At issue in this case was the scope of the so-called Rooker-Feldman doctrine. The doctrine comes from two cases in which parties who had received final adverse judgments in state court sought to initiate actions in the federal district court, complaining that the state courts had violated their federal rights. In those two instances, the Supreme Court held that the federal suits were impermissible, because federal appellate jurisdiction over state court judgments only exists in the Supreme Court itself, not the lower federal courts. In Exxon Mobil, however the Third Circuit was faced with a different circumstance, namely that of parallel federal and state court actions (where the federal action had been brought before the state court matter had been fully litigated), raising the question whether in those circumstances the plaintiff in the federal action still had the right to litigate its federal claims in federal court even after the state court had rendered a judgment (in Exxon Mobil the state trial court decided the matter while an appeal of the federal court’s denial of a motion to dismiss was still pending). The Third Circuit answered in the negative, on the ground that the matter had been fully litigated in the state courts.

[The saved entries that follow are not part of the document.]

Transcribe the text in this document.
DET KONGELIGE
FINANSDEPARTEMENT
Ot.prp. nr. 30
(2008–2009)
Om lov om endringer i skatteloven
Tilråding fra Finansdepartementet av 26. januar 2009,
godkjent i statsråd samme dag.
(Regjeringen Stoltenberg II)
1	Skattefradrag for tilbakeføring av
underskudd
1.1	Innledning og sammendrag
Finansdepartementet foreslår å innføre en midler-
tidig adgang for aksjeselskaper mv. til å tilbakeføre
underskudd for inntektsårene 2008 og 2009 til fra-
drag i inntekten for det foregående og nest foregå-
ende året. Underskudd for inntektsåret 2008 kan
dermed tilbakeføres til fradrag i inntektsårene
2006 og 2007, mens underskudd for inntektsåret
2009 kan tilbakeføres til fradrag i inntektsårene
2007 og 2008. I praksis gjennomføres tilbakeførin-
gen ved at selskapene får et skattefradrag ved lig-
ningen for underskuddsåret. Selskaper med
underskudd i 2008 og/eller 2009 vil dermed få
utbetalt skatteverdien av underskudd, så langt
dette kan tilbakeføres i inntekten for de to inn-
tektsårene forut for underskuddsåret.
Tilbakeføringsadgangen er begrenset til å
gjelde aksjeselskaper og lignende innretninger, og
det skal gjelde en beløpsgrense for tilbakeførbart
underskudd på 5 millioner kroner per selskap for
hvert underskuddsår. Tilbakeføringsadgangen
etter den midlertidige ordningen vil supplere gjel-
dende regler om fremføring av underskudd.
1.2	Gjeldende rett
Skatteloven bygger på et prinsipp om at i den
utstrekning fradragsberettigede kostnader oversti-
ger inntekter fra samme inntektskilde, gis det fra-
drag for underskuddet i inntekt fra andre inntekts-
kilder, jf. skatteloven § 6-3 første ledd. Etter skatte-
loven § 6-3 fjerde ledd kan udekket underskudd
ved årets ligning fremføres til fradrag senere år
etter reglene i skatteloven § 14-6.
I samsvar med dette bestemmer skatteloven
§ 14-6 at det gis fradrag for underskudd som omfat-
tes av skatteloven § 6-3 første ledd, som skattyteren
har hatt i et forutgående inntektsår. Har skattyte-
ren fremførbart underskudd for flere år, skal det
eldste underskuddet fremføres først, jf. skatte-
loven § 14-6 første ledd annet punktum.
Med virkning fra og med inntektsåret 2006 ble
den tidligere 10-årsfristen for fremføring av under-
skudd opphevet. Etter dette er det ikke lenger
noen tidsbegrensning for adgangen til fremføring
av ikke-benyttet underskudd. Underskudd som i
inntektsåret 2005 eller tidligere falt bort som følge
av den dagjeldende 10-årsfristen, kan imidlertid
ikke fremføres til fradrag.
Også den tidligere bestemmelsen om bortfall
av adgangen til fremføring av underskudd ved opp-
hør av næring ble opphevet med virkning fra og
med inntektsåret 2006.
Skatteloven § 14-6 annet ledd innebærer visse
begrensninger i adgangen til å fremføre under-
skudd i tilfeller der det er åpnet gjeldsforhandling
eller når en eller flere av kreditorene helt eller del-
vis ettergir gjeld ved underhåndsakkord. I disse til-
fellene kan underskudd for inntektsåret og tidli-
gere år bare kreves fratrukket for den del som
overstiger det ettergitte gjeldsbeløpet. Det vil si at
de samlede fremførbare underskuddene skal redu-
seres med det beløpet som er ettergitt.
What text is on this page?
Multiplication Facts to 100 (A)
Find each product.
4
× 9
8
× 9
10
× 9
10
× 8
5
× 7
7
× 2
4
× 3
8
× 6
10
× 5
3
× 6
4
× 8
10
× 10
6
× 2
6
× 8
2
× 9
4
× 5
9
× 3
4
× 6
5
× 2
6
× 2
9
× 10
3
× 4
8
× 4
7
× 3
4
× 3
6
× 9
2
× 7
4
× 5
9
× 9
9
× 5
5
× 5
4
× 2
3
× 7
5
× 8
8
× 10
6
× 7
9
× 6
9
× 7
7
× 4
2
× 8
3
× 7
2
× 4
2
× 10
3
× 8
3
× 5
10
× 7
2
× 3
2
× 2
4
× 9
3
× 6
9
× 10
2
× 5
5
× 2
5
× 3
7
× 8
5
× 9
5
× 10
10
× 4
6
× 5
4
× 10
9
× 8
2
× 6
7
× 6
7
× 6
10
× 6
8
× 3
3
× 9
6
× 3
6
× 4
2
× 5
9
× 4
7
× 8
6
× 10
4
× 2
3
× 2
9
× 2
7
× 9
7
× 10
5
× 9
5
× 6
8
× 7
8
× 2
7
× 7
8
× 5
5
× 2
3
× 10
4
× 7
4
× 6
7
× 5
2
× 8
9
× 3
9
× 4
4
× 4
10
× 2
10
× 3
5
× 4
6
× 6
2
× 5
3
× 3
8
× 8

NELF joined with Defenders of Property Rights in an amicus merits brief urging reversal of the Third Circuit’s decision, arguing that the Rooker-Feldman doctrine should only be applied where the federal case has been brought clearly as an attempt to gain a collateral appeal of a state court judgment, after that judgment has been rendered.
In its decision issued on March 30, 2005, the Supreme Court unanimously agreed with NELF. In the opinion, written by Justice Ginsburg, the Supreme Court held (in summary) that the Rooker-Feldman doctrine is “confined to cases brought by state-court losers complaining of injuries caused by state-court judgments rendered before the federal district court proceedings commenced and inviting district court review and rejection of those judgments.” Accordingly, the Third Circuit’s dismissal of the federal claim was improper, and the Supreme Court reversed and remanded the matter.